Ofunato Day 9

The laughter is explosive. We are beginning our show for the first graders at Unozumai shogaku (elementary school) in Kamaichi.  Guy is playing his music stand opening where the stand keeps falling apart just as he thinks he has it back together. I am hiding behind the curtain up on the stage of yet another super large gymnasium with shining wooden floors.  Guy is out in front of some thirty kids who fill up a small fraction of the space.  Their laughter on the other hand is bouncing off the walls.  It is far above levels we have experienced in other similar situations, something is off but I am not sure what.  The show is great fun; the kids’ energy levels remain high.  They embrace the workshop experience with similar enthusiasm.  At the end I break our normal pattern to include a Tai chi-esque cool down moment to bring their feet, bodies and spirits back to the ground.

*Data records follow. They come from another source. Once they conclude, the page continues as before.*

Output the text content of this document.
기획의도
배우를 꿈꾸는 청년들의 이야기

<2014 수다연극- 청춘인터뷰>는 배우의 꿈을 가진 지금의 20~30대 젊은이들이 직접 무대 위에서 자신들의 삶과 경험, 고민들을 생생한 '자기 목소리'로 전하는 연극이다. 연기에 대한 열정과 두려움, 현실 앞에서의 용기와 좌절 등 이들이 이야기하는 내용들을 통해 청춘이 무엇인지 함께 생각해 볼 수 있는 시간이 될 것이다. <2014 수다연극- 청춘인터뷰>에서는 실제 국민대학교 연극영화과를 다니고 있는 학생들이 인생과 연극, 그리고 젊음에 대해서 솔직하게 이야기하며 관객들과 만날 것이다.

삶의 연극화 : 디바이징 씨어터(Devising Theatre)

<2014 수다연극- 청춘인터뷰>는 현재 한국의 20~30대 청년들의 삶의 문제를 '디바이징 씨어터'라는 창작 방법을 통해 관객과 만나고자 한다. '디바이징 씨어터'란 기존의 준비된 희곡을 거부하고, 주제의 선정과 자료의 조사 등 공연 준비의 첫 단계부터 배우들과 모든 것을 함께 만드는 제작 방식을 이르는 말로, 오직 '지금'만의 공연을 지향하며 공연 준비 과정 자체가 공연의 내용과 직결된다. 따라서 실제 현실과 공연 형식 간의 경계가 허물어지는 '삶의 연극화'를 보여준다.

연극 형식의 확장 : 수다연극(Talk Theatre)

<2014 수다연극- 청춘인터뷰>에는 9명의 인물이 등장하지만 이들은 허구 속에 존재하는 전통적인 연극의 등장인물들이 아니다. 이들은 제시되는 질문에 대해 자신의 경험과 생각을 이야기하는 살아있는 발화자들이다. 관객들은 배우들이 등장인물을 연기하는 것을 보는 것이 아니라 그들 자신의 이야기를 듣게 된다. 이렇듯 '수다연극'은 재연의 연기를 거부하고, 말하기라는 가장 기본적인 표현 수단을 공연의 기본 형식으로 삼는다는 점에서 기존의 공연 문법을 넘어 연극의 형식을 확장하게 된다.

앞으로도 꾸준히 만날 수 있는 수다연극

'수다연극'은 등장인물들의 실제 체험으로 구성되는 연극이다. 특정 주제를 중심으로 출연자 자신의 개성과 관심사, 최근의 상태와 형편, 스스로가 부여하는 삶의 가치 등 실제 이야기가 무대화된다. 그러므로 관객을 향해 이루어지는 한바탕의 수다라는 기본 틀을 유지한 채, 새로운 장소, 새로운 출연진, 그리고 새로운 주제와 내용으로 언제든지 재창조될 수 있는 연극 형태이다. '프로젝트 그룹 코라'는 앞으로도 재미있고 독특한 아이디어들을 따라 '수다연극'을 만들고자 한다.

Guy and I do our traditional goodbye where we stand (or kneel depending on the kids’ age) and  do high five slaps with the children as they exit the building. They are still full of glee and many eyes are shining bright.  During the show I noticed a woman watching from the back corner of the gym, and later saw Keiko spending a lot of time by her side. After the kids depart we go join Keiko, and we are introduced to her, she is the school counselor, the first that we have met.  Before our journey up here, when I met with Aya of Plan Japan, she had told me about the school counselors who are dealing with the children’s mental health issues.  Aya had also told me that the counselors are spread thin, and that the plan to assign one to each school isn’t possible everywhere, that they are spread around assigned to multiple schools.

As we have been wishing to know more about how the schools are addressing mental health and PTSD issues, it is great to finally make contact with a counselor.  She tells us that she cried during the show, that it was the first time that she had seen the children laughing, and that it was her that convinced the school administrators to bring us in for a show.  There is great emotion, and plenty of teary eyes in the grand space of the gymnasium during our initial conversation, which we carry on, this time not in the principal’s office, but in the teachers’ office (It seems that the Japanese way is for each teacher to have a desk, computer set up in a collective office.)

The counselor explains how these children had a very deep tsunami experience at their former school, which is now destroyed.  She tells us how the junior high kids went to save the elementary school kids, how the kids all held on to each other, to the teachers and the older kids as they escaped. Their school was close to the water, whereas Unozumai, where these students are temporarily going to is 8 kilometers inland from the fishing harbor of Kamaichi.  The reason for their explosive laughter has unfolded.  We discuss the nature of the work we offer in the workshop periods, the concept of giving the children a chance to express themselves and thus release some of their stress from the trauma. Her answer clearly illustrates some of the challenges we face: ” expressiveness is not in the nature of our culture.”  She continues: ” I see the value of what you offer and it is very important, but we don’t have the tools that you offer.” It brings up lots of questions looking for ways to address these challenges.

The afternoon show/workshop is in a small upstairs music room of a nearby pre-school.  The room is just as hot as it was during the morning show-it’s a hot and humid day.  By the time we are done, Guy and I are both feeling a bit exhausted. It’s been a long stretch of show days in a rather difficult environment and we are both starting to feel it.  We feel particularly blessed today as we meet yet another counselor after the show.  It turns out the she is not a counselor, but a coordinator working with an NGO bringing counselors into elementary and pre schools. (no connection with the counselor we met this morning.) We have another great and productive meeting with her, and she will be coming to see our show tomorrow afternoon, which will be our last before heading over the mountains inland to catch the shinkansen back to Tokyo.